Lorsqu’on écrit à des canadiens francophones, il est indéniable que le féminin s’applique à la fonction dont on parle. Ainsi, il existe une écrivaine, une auteure, une avocate, une professeure, une Docteure … Cette règle, si elle n’est pas appliquée, est considérée comme une faute d’orthographe. En France, pays de la langue française, il arrive très fréquemment, le plus souvent d’ailleurs, que cette orthographe soit considérée comme une bizarrerie, voire comme du féminisme mal placé.
Comment une règle orthographique peut-elle devenir une revendication politique ?
Nos amis francophones, lecteurs de ce magazine, doivent se demander comment une telle question est possible. Éléments de réponse(s).

Féminisation des Fonctions

L’argument principal avancé par les partisans de la fonction sans féminisation est justifié par le fait qu’il s’agit de LA fonction dite « neutre ». La fonction est celle d’écrivain (au sens neutre) sans distinction de genre. De même, un avocat est par sa fonction même, du genre « neutre ». Les autres fonctions souffrent de cette même règle. UNE fonction, doit être du genre masculin (sic). Le paradoxe est bien là, sous nos yeux. Si la langue française devait être en accord avec elle-même, elle aurait sans doute soulevé cette coquille à l’apparence d’un pavé (dans la mare bien entendu).
Pour expliquer cette coquille vide servant d’argument aux conservateurs de tous bords, il faut remonter le cours de l’histoire.
A l’époque où le masculin l’emportait toujours sur le féminin (jusqu’à la fin du XIXème siècle environ), la fonction était toujours masculine puisque la femme n’avait droit qu’à des études succinctes et n’occupait aucun métier demandant des études supérieures – inaccessibilité au baccalauréat par exemple.

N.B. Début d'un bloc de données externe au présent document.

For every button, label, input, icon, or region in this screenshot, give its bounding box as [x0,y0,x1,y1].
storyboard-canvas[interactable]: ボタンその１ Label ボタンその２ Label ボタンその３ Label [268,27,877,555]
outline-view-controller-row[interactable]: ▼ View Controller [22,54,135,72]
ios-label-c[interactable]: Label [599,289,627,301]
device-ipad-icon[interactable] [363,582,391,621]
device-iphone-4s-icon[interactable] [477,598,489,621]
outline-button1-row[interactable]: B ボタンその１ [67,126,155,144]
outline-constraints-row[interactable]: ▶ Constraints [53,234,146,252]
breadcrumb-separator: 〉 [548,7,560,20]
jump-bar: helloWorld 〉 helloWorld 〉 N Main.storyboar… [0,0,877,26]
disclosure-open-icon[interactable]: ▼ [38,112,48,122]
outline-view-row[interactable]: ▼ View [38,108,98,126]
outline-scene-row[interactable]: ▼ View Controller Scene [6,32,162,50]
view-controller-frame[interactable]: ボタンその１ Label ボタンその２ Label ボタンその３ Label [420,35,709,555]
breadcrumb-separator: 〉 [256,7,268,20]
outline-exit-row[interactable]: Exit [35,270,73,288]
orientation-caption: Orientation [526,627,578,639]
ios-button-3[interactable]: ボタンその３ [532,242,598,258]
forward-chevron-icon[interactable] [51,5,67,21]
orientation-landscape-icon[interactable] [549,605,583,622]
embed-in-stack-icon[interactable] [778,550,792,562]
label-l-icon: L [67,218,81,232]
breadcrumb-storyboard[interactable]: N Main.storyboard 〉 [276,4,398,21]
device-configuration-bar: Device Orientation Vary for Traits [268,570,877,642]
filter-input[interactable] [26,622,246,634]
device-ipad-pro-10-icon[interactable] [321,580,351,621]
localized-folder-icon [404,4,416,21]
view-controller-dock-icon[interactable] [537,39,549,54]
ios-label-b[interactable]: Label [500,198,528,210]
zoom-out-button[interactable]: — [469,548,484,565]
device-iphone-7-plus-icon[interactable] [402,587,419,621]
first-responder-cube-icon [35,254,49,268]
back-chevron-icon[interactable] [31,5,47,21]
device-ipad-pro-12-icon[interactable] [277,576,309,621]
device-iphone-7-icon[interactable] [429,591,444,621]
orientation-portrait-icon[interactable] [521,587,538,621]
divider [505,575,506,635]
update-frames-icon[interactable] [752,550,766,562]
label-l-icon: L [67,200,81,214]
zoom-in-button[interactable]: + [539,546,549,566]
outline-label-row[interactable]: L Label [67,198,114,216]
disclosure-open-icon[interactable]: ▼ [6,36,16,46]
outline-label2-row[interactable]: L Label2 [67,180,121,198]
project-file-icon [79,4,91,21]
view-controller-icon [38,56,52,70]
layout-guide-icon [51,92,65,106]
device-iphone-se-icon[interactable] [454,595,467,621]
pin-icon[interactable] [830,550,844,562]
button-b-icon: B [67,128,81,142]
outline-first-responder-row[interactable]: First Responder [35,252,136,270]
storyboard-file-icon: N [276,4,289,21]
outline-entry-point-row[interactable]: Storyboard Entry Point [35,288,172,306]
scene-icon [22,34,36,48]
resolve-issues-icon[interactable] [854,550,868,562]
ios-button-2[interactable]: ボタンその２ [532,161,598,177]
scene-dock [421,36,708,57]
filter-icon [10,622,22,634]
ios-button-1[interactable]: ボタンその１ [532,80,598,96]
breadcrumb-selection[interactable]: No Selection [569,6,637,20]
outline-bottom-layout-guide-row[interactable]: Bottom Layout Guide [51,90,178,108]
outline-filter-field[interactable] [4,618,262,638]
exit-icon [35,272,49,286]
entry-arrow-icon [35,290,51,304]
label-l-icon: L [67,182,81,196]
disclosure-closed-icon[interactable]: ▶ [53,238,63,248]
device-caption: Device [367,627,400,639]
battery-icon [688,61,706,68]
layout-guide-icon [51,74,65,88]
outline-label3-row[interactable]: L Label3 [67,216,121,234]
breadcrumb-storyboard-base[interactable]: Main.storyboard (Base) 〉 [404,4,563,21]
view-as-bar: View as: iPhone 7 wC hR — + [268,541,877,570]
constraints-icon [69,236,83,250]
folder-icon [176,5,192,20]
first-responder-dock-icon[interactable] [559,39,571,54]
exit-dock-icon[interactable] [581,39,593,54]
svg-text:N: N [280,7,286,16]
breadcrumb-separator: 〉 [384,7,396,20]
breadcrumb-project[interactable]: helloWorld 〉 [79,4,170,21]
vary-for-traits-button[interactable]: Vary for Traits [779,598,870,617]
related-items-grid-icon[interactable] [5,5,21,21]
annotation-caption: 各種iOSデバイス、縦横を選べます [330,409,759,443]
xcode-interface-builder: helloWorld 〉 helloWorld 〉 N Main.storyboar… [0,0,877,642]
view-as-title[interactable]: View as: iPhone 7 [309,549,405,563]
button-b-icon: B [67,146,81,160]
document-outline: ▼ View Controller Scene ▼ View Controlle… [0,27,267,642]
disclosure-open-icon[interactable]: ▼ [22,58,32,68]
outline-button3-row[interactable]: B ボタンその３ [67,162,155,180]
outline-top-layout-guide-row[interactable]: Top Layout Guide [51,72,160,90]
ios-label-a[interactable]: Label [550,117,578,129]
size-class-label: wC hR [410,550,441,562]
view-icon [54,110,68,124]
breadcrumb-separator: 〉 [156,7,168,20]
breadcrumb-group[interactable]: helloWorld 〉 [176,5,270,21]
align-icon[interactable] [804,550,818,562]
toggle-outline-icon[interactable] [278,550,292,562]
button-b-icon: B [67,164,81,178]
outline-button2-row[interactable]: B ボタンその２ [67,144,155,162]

Les seuls métiers réservés au genre féminin étaient soit sage-femme, soit infirmière (les bonnes sœurs dédiaient leur vie à ces fonctions). Le masculin lié aux autres fonctions – dans les autres domaines – ne se posait donc pas. Avec le temps, lorsque des hommes ont exercé le métier « d’infirmière », il fut normal de masculiniser LA fonction. LA fonction revenait dans le giron du masculin : un infirmier.
Pour la « sage-femme » ce fut plus difficile, comme pour « entraîneur de sport ». Il est difficile de dire « entraîneuse ». Sage-homme, Entraîneure alors ?
L’ordinateur n’aime pas cette féminisation – alors que sage-homme ne le fait pas réagir. Pourtant la version du correcteur est de cette année. Toutefois, il rougit comme un adolescent pré pubère à chaque féminin qui se découvre dans une fonction inhabituelle.

La politique

Madame La députée, Madame La ministre, Madame Le député, Madame Le ministre ? Que choisir ? L’ordinateur ne voit plus rouge… Ces fonctions l’impressionnent sans doute. Il n’ose pas. Il réfléchit. Non, rien. Même pas un petit rose d’indignation. Essayons avec Monsieur l’Avocate. Rien. Tentons Monsieur la Professeur. Toujours rien, le mélange des genres ne le surprend plus, du moment que certaines fonctions ne franchissent pas l’inconcevable celle de la seule limite que nous nous imposons à nous-même. Les pays francophones revendiquent une égalité certaine dans l’appellation des fonctions. Le respect du genre, de la fonction de celui ou celle qui l’occupe montre qu’une attention particulière est donnée à celui ou celle à qui on s’adresse. Le genre est appliqué. La règle s’impose.
Le paradoxe de la langue française utilisée en France sur cette féminisation montre, de manière plus sérieuse, que la culture (ou les mentalités) évolue moins vite que la réforme. Dans notre société patriarcale, dans notre langue (qui n’a aucune neutralité de genre comme cela est le cas en anglais par exemple), dans notre fonctionnement hiérarchique, dans un groupe de mots, le masculin l’emporte sur le féminin.
Cette féminisation des fonctions n’est pas une revendication politique, elle n’est pas un féminisme outragé, elle est une manière de savoir de qui il s’agit, de qui on parle. Faire une différence entre les genres n’est pas faire une hiérarchie entre eux. C’est marquer une déférence plus qu’une différence. Cette règle de féminisation tente de se frayer un chemin, petit à petit. Les francophones qui lisent cet article auront sans doute du mal à imaginer que cette règle n’est pas appliquée par tous et qu’elle prend en France, une tournure politique et revendicative. Pourtant c’est le cas, même si les écrivaines, auteures, professeures, docteures ne le veulent pas, elles s’obligent à se déterminer au masculin, elles n’osent pas toujours parler au féminin de peur qu’on leur souligne la faute. On leur impose le fait de corriger elles-mêmes leurs interlocuteurs comme si cela restait encore un combat (un de plus) à mener.

S’il fallait conclure

La féminisation des termes est souvent comprise comme une « prise » de fonction(s), de position(s), comme s’il s’agissait d’une prise d’otage. Cette féminisation paraît injustifiée alors qu’il est question d’injustice. Cela paraît anodin alors qu’il s’agit d’un thème majeur celui de la reconnaissance, celle de deux genres différents dans l’égalité de ce qu’ils sont, dans leur existence propre : une garagiste, une maître de conférence, une garde des sceaux, une pilote, une plombière. L’ordinateur semble bien s’adapter finalement. Pour les mentalités d’arrière-garde c’est plus dur semble-t-il, peut-être parce que certains pensent encore que donner ou accorder quelque chose c’est se démunir, se départir ; la peur est une drôle de chose tout de même.